Project : cascade
Section: New Results
Cryptanalysis (Mathematical)
Participants : Vivien Dubois, Pierre-Alain Fouque, Phong Nguyen, Jacques Stern.
Cryptanalysis of SFLASH with Slightly Modified Parameters, EUROCRYPT '07
Practical Cryptanalysis of SFLASH, CRYPTO '07
Key Recovery on Hidden Monomial Multivariate Schemes, EUROCRYPT '08
Multivariate cryptography is a field of public-key cryptography which provides alternative schemes to RSA or Discrete-Log based schemes. The advantages of these schemes are two-folded: they are extremely fast, even on low power devices since no cryptographic coprocessor is needed; and their security is related to a problem for which no quantum polynomial time algorithm is known. In 2003, the NESSIE project thus recommended the SFLASH signature scheme as a good scheme with high security level. This scheme has been proposed by Patarin, Goubin and Courtois in 2001. In multivariate cryptography, the public key is a system of multivariate polynomials over a small finite field. To sign a message with SFLASH, a trapdoor allows the legitimate user to invert the system, while the verification is very easy since it only requires to evaluate the system. The project-team CASCADE proposed in 2007 two attacks against SFLASH. These attacks are very efficient in practice since they require 3 minutes to break the parameters. The attacks allow an adversary to find a signature for any message. They only use linear and bilinear algebra and are based on some properties of the differential functions associated to the system of the public key. Studying the differential functions has also been proposed by the project-team in 2005 and allowed to cryptanalyze an encryption scheme whose security is related those of the SFLASH signature scheme. Finally, these attacks were recently extended and allow to recover equivalent secret keys on SFLASH and on other traitor tracing schemes based on other multivariate problems.
Learning a Parallelepiped: Cryptanalysis of GGH and NTRU Signatures, Journal of Cryptology 2008
Lattice-based signature schemes following the Goldreich-Goldwasser-Halevi (GGH) design have the unusual property that each signature leaks information on the signer's secret key, but this does not necessarily imply that such schemes are insecure.

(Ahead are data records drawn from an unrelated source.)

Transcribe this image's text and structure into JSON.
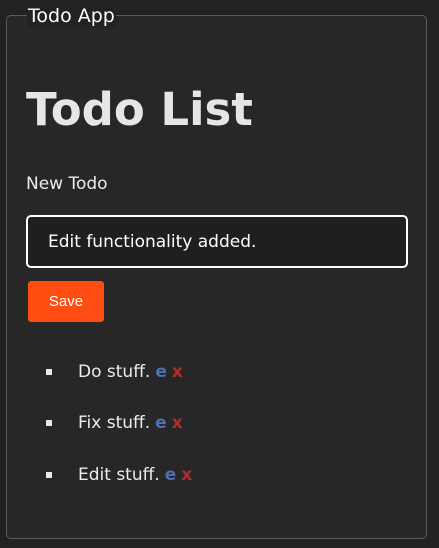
{
  "app": {
    "legend": "Todo App"
  },
  "main": {
    "title": "Todo List",
    "input_label": "New Todo",
    "input_value": "Edit functionality added.",
    "save_label": "Save"
  },
  "todos": [
    {
      "text": "Do stuff.",
      "edit": "e",
      "delete": "x"
    },
    {
      "text": "Fix stuff.",
      "edit": "e",
      "delete": "x"
    },
    {
      "text": "Edit stuff.",
      "edit": "e",
      "delete": "x"
    }
  ],
  "colors": {
    "background": "#222222",
    "panel_border": "#5a5a5a",
    "save_button": "#ff4c11",
    "edit_link": "#4f6fb3",
    "delete_link": "#b32c2c"
  }
}
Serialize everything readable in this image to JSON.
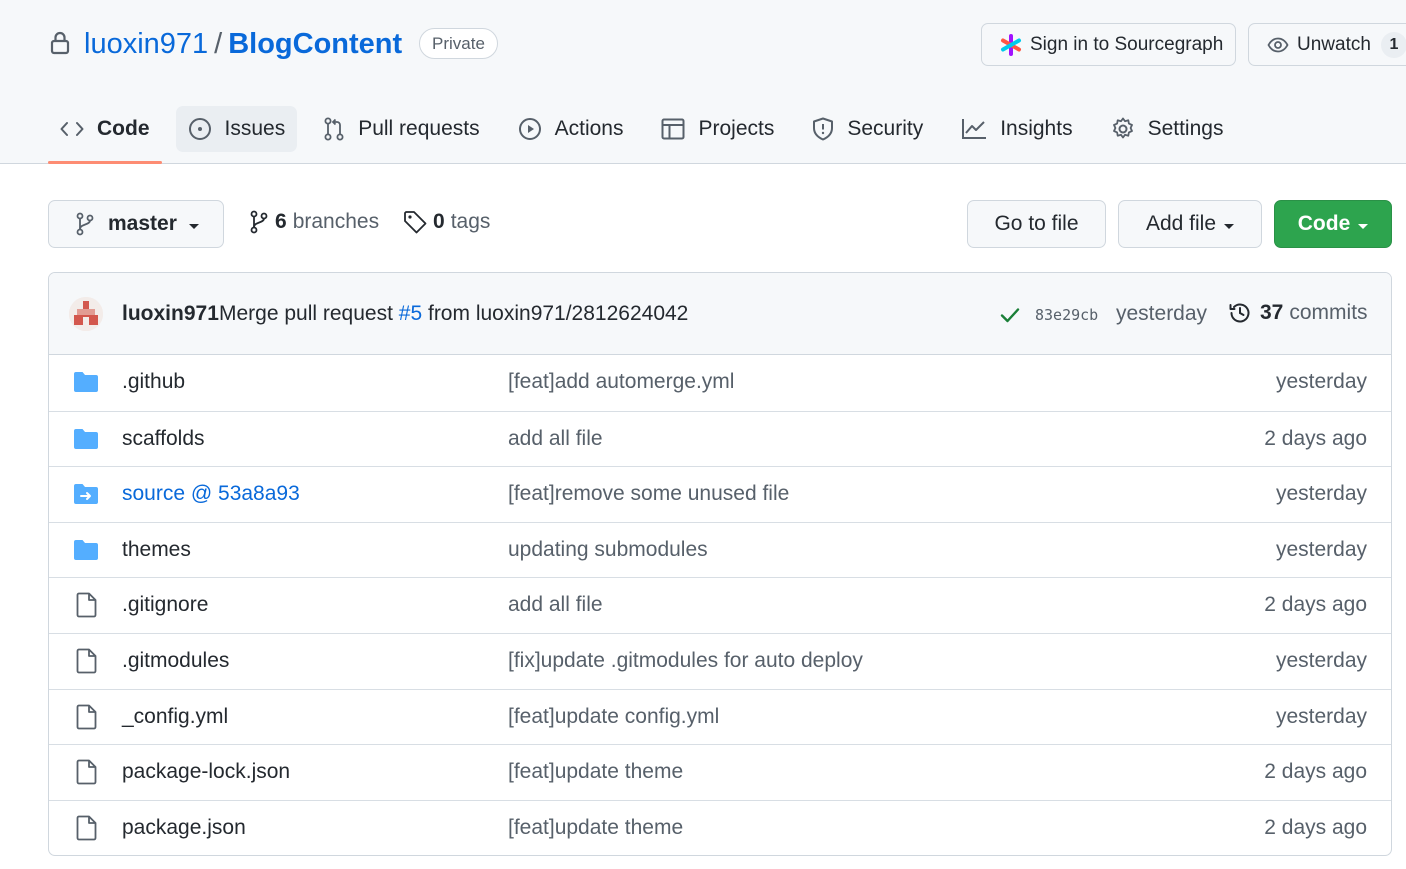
{
  "repo": {
    "owner": "luoxin971",
    "separator": "/",
    "name": "BlogContent",
    "visibility": "Private"
  },
  "header_actions": {
    "sourcegraph_label": "Sign in to Sourcegraph",
    "watch_label": "Unwatch",
    "watch_count": "1"
  },
  "tabs": [
    {
      "label": "Code",
      "icon": "code-icon",
      "active": true
    },
    {
      "label": "Issues",
      "icon": "issue-opened-icon"
    },
    {
      "label": "Pull requests",
      "icon": "git-pull-request-icon"
    },
    {
      "label": "Actions",
      "icon": "play-icon"
    },
    {
      "label": "Projects",
      "icon": "table-icon"
    },
    {
      "label": "Security",
      "icon": "shield-icon"
    },
    {
      "label": "Insights",
      "icon": "graph-icon"
    },
    {
      "label": "Settings",
      "icon": "gear-icon"
    }
  ],
  "toolbar": {
    "branch": "master",
    "branches_count": "6",
    "branches_label": "branches",
    "tags_count": "0",
    "tags_label": "tags",
    "go_to_file": "Go to file",
    "add_file": "Add file",
    "code": "Code"
  },
  "latest_commit": {
    "author": "luoxin971",
    "message_prefix": "Merge pull request",
    "pr_ref": "#5",
    "message_suffix": "from luoxin971/2812624042",
    "sha": "83e29cb",
    "time": "yesterday",
    "commits_count": "37",
    "commits_label": "commits",
    "status_color": "#1a7f37"
  },
  "files": [
    {
      "name": ".github",
      "type": "folder",
      "message": "[feat]add automerge.yml",
      "time": "yesterday"
    },
    {
      "name": "scaffolds",
      "type": "folder",
      "message": "add all file",
      "time": "2 days ago"
    },
    {
      "name": "source @ 53a8a93",
      "type": "submodule",
      "message": "[feat]remove some unused file",
      "time": "yesterday"
    },
    {
      "name": "themes",
      "type": "folder",
      "message": "updating submodules",
      "time": "yesterday"
    },
    {
      "name": ".gitignore",
      "type": "file",
      "message": "add all file",
      "time": "2 days ago"
    },
    {
      "name": ".gitmodules",
      "type": "file",
      "message": "[fix]update .gitmodules for auto deploy",
      "time": "yesterday"
    },
    {
      "name": "_config.yml",
      "type": "file",
      "message": "[feat]update config.yml",
      "time": "yesterday"
    },
    {
      "name": "package-lock.json",
      "type": "file",
      "message": "[feat]update theme",
      "time": "2 days ago"
    },
    {
      "name": "package.json",
      "type": "file",
      "message": "[feat]update theme",
      "time": "2 days ago"
    }
  ],
  "colors": {
    "link": "#0969da",
    "folder": "#54aeff",
    "primary_button": "#2da44e",
    "active_tab_underline": "#fd8c73"
  }
}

We present a practical and provable method to attack signature schemes à la GGH, by studying the following learning problem: given many random points uniformly distributed over an unknown n-dimensional parallelepiped, recover the parallelepiped or an approximation thereof. We transform this problem into a multivariate optimization problem that can provably be solved by a gradient descent. Our approach is very effective in practice: we present the first successful key-recovery experiments on NTRUsign-251 without perturbation, as proposed in half of the parameter choices in NTRU standards under consideration by IEEE P1363.1. Experimentally, 400 signatures are sufficient to recover the NTRUsign-251 secret key, thanks to symmetries in NTRU lattices. We are also able to recover the secret key in the signature analogue of all the GGH encryption challenges.